In many optical communication systems, in order to make the optical networking convenient and meet the application requirements, the optical terminals need to work in the same band and at the extremely closely adjacent working wavelengths. In practice, because of the light reflection and scattering of the wireless channels with the suspended particles, parts of the emitted optical signals will be reflected to the focal plane array (FPA). On the other hand, because the bandwidth of practical optical filters cannot be made narrow enough, or the sensitivity of FPAs is usually very high, the isolation between the transmitting and receiving optical paths in the terminal cannot be made high enough even if the optical filtering is used. Both the received optical signal from the remote terminal and the transmitted optical signal reflected by the terminal or wireless channels will be detected by the FPA at the same time.

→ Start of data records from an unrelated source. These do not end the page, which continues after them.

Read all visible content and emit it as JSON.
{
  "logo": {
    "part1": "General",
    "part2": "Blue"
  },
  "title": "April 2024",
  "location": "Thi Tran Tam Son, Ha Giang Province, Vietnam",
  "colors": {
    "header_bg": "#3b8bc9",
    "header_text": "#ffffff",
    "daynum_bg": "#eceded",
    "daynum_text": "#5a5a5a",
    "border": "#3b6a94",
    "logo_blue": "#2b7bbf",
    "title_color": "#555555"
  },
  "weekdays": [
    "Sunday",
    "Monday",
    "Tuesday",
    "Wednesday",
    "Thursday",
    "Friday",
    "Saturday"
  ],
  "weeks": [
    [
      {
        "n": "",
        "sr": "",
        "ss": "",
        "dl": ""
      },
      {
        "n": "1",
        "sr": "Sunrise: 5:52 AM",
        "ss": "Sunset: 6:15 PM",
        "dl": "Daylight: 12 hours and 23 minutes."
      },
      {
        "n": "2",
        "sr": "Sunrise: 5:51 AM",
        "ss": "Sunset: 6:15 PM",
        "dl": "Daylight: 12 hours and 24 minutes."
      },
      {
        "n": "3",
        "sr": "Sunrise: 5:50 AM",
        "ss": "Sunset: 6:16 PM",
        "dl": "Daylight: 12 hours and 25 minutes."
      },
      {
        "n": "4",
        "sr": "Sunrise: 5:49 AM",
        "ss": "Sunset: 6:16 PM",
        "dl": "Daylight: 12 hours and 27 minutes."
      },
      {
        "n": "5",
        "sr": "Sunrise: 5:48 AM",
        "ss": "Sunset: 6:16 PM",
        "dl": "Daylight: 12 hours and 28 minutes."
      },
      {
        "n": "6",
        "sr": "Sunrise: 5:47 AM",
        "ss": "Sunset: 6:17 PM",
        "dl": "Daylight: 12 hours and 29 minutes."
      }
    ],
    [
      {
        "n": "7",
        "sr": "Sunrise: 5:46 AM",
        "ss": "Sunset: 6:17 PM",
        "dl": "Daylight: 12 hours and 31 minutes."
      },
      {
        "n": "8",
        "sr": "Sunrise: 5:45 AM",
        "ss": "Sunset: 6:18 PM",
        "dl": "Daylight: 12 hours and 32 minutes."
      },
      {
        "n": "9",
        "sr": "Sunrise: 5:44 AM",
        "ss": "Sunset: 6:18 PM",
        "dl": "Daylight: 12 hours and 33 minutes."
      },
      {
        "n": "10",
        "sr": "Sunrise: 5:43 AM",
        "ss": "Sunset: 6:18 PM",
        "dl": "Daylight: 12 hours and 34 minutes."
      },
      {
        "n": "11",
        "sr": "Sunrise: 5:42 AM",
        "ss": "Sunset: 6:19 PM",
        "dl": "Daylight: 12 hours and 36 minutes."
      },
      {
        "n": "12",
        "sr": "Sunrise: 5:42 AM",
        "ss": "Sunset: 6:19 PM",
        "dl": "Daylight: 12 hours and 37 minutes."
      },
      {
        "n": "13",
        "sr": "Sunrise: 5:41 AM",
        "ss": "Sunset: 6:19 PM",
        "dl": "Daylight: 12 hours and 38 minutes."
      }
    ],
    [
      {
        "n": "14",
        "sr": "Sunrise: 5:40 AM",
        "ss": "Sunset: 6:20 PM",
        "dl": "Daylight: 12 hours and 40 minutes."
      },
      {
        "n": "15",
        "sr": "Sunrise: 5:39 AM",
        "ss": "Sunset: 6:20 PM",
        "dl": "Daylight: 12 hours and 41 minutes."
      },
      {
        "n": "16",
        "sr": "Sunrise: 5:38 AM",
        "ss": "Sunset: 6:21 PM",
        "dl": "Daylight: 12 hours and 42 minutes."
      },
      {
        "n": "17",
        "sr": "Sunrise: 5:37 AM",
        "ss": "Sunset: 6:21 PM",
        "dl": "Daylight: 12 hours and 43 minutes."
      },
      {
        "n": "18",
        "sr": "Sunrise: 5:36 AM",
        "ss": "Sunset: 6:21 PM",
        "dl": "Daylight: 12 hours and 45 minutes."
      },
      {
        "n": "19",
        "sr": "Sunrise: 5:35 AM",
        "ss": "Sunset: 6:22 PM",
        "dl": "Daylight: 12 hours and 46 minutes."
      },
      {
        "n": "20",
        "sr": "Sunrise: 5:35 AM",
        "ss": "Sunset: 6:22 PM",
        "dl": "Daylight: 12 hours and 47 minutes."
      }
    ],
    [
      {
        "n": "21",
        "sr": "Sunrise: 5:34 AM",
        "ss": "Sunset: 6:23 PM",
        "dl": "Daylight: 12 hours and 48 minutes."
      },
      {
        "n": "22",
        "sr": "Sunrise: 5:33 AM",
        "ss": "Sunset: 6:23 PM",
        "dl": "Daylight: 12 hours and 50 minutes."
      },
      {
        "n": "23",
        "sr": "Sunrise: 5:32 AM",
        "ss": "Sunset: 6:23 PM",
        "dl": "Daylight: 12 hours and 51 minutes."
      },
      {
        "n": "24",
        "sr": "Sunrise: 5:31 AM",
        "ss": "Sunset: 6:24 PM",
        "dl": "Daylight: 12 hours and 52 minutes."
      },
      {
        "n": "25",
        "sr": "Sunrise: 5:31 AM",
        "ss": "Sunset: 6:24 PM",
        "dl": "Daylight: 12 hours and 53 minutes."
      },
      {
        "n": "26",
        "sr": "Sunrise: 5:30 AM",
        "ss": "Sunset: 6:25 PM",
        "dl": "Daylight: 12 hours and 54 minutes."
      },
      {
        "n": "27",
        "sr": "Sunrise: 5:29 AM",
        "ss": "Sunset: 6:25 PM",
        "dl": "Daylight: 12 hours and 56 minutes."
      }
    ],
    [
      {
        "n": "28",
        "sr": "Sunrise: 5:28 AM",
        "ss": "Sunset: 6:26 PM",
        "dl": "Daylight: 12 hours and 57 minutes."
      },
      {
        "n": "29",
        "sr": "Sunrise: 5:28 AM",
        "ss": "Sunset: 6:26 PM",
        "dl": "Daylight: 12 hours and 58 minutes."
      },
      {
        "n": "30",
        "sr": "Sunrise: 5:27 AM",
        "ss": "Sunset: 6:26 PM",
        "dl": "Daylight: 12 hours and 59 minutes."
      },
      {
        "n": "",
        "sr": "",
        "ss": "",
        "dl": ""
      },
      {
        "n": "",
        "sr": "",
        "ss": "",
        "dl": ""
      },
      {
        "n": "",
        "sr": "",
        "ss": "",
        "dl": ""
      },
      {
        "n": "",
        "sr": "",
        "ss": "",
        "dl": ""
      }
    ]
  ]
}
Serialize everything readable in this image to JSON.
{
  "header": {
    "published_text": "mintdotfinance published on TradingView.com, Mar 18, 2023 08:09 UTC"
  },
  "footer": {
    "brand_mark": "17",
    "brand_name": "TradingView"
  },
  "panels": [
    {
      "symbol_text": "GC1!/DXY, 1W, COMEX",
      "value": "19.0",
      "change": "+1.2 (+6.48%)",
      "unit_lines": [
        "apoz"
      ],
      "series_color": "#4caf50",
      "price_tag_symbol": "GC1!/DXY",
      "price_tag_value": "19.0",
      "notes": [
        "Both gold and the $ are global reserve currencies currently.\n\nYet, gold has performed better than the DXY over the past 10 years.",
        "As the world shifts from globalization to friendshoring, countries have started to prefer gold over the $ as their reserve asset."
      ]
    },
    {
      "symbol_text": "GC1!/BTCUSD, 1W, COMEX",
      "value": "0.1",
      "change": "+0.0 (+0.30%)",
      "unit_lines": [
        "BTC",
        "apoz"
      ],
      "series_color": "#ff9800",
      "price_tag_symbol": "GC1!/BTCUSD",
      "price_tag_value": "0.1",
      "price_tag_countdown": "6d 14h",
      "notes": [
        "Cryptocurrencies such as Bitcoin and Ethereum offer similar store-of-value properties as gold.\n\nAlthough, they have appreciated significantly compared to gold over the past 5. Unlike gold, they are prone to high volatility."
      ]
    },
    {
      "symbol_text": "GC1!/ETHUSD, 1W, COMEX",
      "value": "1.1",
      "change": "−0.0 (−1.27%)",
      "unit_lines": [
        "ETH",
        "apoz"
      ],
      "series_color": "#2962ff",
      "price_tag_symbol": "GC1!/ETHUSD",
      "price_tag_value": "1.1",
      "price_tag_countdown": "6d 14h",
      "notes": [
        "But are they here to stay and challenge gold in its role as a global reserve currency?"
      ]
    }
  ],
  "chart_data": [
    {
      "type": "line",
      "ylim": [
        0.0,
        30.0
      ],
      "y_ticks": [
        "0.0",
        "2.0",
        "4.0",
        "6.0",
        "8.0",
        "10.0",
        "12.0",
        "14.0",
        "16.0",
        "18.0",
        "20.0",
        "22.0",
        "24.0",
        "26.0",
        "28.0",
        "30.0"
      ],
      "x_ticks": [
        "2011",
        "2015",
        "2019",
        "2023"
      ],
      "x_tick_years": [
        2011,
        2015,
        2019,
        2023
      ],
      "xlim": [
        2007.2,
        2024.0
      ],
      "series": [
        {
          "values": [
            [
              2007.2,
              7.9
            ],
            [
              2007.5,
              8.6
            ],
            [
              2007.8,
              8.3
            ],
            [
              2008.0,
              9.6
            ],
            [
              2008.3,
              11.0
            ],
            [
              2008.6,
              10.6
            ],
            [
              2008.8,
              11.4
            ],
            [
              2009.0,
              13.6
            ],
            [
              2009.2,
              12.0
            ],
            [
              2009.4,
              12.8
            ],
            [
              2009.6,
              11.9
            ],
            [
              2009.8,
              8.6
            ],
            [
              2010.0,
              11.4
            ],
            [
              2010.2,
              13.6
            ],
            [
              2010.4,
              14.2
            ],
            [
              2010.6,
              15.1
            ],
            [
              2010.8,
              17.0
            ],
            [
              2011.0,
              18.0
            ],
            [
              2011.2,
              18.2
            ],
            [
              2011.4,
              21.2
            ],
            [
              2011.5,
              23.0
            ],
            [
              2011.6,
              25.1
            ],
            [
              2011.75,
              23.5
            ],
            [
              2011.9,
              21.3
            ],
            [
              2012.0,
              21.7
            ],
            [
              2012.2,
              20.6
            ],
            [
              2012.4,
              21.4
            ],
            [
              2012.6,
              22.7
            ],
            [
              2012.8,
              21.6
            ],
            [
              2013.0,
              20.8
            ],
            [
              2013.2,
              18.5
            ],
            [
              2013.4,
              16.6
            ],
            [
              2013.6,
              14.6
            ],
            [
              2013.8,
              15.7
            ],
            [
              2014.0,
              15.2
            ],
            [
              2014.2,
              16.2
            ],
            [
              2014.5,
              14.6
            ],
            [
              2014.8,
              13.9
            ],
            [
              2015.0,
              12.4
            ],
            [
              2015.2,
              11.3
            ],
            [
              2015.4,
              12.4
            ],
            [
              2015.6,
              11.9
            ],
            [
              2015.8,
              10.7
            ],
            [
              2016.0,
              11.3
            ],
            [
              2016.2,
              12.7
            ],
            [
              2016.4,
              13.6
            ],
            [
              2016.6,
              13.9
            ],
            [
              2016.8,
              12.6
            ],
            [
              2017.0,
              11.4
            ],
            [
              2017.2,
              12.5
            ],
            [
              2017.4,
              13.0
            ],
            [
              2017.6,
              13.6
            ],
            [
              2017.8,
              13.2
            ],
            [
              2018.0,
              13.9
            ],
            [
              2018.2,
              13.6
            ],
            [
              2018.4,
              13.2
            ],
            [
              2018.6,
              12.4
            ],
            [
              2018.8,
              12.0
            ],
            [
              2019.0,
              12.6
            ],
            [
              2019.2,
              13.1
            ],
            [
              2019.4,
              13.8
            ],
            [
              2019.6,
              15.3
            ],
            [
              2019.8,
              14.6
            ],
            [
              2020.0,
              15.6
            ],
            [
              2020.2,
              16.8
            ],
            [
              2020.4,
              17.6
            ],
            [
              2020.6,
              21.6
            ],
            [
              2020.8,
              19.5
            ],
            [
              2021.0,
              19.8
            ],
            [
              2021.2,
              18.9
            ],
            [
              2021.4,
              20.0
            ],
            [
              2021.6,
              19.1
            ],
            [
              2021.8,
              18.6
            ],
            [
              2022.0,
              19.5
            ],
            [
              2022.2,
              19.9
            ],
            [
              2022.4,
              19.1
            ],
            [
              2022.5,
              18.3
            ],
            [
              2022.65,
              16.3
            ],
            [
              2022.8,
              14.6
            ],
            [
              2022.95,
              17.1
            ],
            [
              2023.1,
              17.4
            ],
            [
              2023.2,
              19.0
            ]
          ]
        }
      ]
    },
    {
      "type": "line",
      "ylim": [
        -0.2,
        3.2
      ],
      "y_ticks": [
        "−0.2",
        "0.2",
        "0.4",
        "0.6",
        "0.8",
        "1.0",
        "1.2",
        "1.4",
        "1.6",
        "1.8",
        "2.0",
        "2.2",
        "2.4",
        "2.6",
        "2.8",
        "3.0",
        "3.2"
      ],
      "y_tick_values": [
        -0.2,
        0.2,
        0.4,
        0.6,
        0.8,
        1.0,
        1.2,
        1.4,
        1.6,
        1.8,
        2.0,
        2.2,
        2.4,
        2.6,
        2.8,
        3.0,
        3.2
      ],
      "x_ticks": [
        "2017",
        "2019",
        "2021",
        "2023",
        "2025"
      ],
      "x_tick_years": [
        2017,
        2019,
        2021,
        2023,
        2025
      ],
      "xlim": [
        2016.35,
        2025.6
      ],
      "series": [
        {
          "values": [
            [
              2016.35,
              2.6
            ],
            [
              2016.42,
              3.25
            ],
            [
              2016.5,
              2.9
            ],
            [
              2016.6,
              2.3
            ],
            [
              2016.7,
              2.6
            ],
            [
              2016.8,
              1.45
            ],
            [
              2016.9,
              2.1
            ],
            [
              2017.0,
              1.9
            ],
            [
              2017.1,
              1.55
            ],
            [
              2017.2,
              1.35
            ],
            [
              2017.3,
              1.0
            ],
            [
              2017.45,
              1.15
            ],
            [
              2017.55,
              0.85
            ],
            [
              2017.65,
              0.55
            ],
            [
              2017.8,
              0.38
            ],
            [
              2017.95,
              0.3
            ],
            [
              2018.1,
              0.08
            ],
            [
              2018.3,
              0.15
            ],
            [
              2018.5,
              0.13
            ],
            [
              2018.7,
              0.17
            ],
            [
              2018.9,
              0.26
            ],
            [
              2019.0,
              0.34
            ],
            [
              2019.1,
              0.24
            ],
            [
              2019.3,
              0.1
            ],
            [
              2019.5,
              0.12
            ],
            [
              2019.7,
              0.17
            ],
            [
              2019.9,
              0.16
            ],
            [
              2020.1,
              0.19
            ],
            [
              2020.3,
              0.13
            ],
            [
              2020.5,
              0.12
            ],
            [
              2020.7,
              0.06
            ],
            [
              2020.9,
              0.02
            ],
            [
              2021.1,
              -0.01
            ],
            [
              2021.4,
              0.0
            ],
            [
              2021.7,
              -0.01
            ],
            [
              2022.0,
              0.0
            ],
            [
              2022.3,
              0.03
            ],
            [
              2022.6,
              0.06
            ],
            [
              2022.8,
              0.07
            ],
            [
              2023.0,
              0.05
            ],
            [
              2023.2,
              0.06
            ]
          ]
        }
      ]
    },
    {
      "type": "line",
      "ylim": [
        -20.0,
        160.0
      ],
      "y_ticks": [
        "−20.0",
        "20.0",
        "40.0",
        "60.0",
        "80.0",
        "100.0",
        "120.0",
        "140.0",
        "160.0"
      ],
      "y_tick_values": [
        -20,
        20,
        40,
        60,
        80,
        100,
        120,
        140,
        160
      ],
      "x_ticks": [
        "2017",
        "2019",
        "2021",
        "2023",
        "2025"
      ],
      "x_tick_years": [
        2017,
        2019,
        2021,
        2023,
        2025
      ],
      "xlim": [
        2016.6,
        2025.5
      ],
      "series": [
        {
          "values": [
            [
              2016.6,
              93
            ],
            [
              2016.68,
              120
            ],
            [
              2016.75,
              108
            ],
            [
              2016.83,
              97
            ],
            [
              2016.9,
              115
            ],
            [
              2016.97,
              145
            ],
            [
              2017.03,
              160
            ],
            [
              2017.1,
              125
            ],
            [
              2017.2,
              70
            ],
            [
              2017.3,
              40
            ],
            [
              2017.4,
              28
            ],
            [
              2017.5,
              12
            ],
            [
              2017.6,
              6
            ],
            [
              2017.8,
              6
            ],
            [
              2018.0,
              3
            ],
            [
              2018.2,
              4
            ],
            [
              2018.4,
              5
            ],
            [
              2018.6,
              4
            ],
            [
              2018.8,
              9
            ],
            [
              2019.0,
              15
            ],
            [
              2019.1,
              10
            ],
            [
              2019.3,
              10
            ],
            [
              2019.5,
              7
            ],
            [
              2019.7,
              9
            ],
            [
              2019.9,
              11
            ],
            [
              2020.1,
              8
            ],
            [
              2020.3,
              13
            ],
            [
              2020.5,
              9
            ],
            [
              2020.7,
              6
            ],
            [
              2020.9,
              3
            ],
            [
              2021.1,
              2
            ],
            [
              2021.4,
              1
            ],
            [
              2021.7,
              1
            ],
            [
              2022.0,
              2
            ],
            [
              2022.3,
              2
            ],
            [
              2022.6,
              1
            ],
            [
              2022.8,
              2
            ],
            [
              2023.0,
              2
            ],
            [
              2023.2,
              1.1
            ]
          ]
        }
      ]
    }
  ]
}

The reflected optical signal will interfere with the detection of the received optical signals from the far end, which seriously reduces the detection performance and the accuracy of the light spot centroid calculation. This paper proposes an integral control and increase-decrease counting statistical method for FPAs to eliminate the influence of the reflected optical signal on the signal detection and the noise mean value in the mean value of the total detection signal. The detection sensitivity of the received signal from the remote terminal, the isolation of the transmitting and receiving paths and the accuracy of the light spot centroid calculation are improved by this method. The Cramer-Rao lower bound is calculated and analyzed. In addition, the integral control and increase-decrease counting statistical algorithm is verified by the two software co-simulation, and the simulation results are given to illustrate the feasibility and performance of this method.